Molti se l’aspettavano, molti altri l’auspicavano. Dal 2
maggio, giorno del discorso pronunciato a Strasburgo dal Presidente della
Repubblica Italiana Giorgio Napolitano, si era capito quale sarebbe stata la
strada per consentire al Governo di evitare di battersi, contro un Parlamento
che ha dimostrato di non essere interessato nemmeno a discuterne, per il varo
di provvedimenti di amnistia e indulto.
D’altra parte, il Presidente del Consiglio non è mai sembrato
interessato alla questione. Appena eletto segretario del Partito Democratico
nominò una responsabile giustizia che si premurò di annunciare immediatamente
che amnistia e indulto non erano nell’orizzonte del partito.

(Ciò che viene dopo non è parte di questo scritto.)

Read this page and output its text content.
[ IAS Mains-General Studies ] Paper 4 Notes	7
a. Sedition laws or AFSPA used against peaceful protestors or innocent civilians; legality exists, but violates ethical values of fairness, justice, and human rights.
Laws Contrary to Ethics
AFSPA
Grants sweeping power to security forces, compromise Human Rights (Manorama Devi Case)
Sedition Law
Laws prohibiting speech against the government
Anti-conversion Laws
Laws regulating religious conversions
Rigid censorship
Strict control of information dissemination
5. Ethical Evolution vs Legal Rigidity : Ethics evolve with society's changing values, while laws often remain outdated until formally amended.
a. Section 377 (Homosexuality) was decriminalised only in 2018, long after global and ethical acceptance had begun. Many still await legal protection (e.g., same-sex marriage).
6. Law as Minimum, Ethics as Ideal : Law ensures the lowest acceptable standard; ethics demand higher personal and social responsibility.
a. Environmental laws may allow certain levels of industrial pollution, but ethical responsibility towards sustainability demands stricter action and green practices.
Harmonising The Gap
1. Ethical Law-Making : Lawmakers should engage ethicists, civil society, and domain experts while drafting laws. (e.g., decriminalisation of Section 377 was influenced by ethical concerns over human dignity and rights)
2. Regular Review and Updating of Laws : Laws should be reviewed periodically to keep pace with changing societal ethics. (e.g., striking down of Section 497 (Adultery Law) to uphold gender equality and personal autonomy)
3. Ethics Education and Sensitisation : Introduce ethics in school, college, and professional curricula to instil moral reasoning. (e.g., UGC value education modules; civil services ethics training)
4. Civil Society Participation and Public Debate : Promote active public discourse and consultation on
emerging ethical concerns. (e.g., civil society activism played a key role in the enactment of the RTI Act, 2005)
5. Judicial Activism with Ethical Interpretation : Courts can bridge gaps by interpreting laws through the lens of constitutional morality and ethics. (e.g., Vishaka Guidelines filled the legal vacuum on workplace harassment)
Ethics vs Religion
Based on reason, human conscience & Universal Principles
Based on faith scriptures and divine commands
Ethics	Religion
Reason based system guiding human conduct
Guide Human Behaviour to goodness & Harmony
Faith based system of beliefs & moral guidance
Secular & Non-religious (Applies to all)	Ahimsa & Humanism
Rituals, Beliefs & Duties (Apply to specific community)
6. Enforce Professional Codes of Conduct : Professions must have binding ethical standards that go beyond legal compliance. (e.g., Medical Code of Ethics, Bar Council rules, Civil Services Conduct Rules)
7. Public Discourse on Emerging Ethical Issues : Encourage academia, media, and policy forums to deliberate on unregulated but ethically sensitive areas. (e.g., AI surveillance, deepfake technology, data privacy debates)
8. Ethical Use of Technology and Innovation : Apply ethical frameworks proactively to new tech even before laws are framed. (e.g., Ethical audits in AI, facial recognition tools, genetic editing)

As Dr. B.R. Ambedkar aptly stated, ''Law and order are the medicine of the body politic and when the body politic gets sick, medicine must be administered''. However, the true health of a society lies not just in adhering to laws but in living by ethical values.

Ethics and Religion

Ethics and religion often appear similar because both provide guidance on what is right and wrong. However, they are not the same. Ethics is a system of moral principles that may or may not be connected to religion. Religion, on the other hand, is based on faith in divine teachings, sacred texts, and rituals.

In Parlamento, nel Governo e (purtroppo) negli organi di
informazione, stenta a farsi strada la percezione del fatto che infliggere
trattamenti inumani e degradanti ai detenuti nelle carceri, è una violazione
dei diritti umani fondamentali. Diritti che sono patrimonio di ciascun essere
umano, anche del peggior delinquente; diritti che si fondano su principi che
fanno della cultura europea – che ha permeato di sé l’occidente – una civiltà
di cui andare fieri.
La proroga di un anno concessa dal Consiglio d’Europa all’Italia, non
aiuterà certo questa riflessione. E non rafforzerà certo la richiesta radicale
di dimissioni del Presidente Matteo Renzi. Forse oggi il problema non è nemmeno
più quello della giustizia. Forse oggi si dovrebbero chiamare le donne e gli
uomini di buona volontà a ritrovare quelle radici liberali, democratiche e del
socialismo utopistico e umanitario, che sembrano ormai disseccate.
Per dire a tutti che amnistia e indulto non sono “clemenza”
ma opportunità di rigenerazione per la Repubblica.